Best data layout in threadgroup memory

octavo · August 21, 2019, 5:01pm

Is threadgroup memory in Metal similar to shared memory in CUDA? Is there a similar bank conflicts issue in Metal? I try to optimize the memory access in threadgroup memory.

Thanks

mhorga · August 21, 2019, 5:19pm

I do not know much about the CUDA bank conflicts but the hierarchy is similar to that in Metal: you have global (device/constant), shared (threadgroup) and local (thread) memory. You can read more in the MSL specification on pages 56 and 126. I hope this helps.

octavo · August 21, 2019, 6:04pm

It’s about data layout inside threadgroup memory to reduce load/store instructions of accessing elements of an array

mhorga · August 21, 2019, 7:43pm

I see… did you find the doc useful?

octavo · August 24, 2019, 9:37pm

No, the doc doesn’t talk anything about that. But I asked some Apple GPU engineer and here’s the answer:

consecutive accesses should always be good. i.e. each thread k should access element at k. The accesses should be coalesced between neighboring threads.

mhorga · August 25, 2019, 12:01am

That’s space locality, a parallel programming basic concept, but that did not answer your question about the similarity you see in CUDA with bank conflicts. I recommend reading any of the books out there about parallel programming because they are not hardware specific, so any concept you learn there is universal for all APIs.

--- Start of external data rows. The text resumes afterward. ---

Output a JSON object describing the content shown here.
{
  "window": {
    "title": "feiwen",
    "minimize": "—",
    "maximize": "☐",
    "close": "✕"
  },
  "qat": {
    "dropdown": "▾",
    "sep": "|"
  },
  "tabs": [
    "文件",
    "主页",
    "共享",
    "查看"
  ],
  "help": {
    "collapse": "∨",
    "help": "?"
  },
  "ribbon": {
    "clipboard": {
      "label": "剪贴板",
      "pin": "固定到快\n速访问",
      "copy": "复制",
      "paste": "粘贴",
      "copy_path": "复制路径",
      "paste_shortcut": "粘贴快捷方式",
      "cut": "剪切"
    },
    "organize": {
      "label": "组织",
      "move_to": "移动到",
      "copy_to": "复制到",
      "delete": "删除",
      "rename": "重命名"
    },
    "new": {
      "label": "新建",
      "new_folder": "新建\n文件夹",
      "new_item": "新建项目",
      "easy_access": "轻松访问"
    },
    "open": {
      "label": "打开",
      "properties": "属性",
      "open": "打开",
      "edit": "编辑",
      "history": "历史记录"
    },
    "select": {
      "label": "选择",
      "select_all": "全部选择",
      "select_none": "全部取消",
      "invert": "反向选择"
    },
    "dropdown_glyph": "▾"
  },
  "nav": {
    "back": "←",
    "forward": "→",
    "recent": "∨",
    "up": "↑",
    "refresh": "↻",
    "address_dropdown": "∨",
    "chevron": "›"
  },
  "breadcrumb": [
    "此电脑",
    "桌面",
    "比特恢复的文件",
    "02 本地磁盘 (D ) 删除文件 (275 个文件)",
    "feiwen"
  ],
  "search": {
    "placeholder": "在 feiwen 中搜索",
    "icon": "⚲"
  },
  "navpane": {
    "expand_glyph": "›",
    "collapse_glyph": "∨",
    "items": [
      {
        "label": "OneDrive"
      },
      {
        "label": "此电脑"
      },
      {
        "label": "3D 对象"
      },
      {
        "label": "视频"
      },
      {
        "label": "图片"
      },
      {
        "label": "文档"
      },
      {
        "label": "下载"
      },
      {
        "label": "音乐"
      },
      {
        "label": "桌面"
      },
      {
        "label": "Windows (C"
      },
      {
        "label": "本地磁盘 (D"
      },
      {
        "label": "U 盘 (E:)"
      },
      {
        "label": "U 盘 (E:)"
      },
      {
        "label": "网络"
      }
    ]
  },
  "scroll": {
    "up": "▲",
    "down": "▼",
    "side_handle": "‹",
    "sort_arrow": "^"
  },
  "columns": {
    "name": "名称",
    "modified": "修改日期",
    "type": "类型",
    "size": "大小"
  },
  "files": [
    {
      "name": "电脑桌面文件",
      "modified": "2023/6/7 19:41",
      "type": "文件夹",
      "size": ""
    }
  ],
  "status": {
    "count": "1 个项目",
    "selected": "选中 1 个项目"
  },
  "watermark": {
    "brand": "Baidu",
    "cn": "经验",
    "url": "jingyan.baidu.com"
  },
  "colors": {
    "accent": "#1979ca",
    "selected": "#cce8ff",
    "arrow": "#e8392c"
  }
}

octavo · August 26, 2019, 12:10am

The Apple GPU Engineer doesn’t mention CUDA bank conflicts, here’s the quote

The answer is complicated for reasons I can’t go into, but a good rule of thumb is to have threads in a warp access consecutive elements, ideally 16B per element and no smaller than 4B.

And then, I asked him about 2B elements, he said “consecutive accesses should always be good”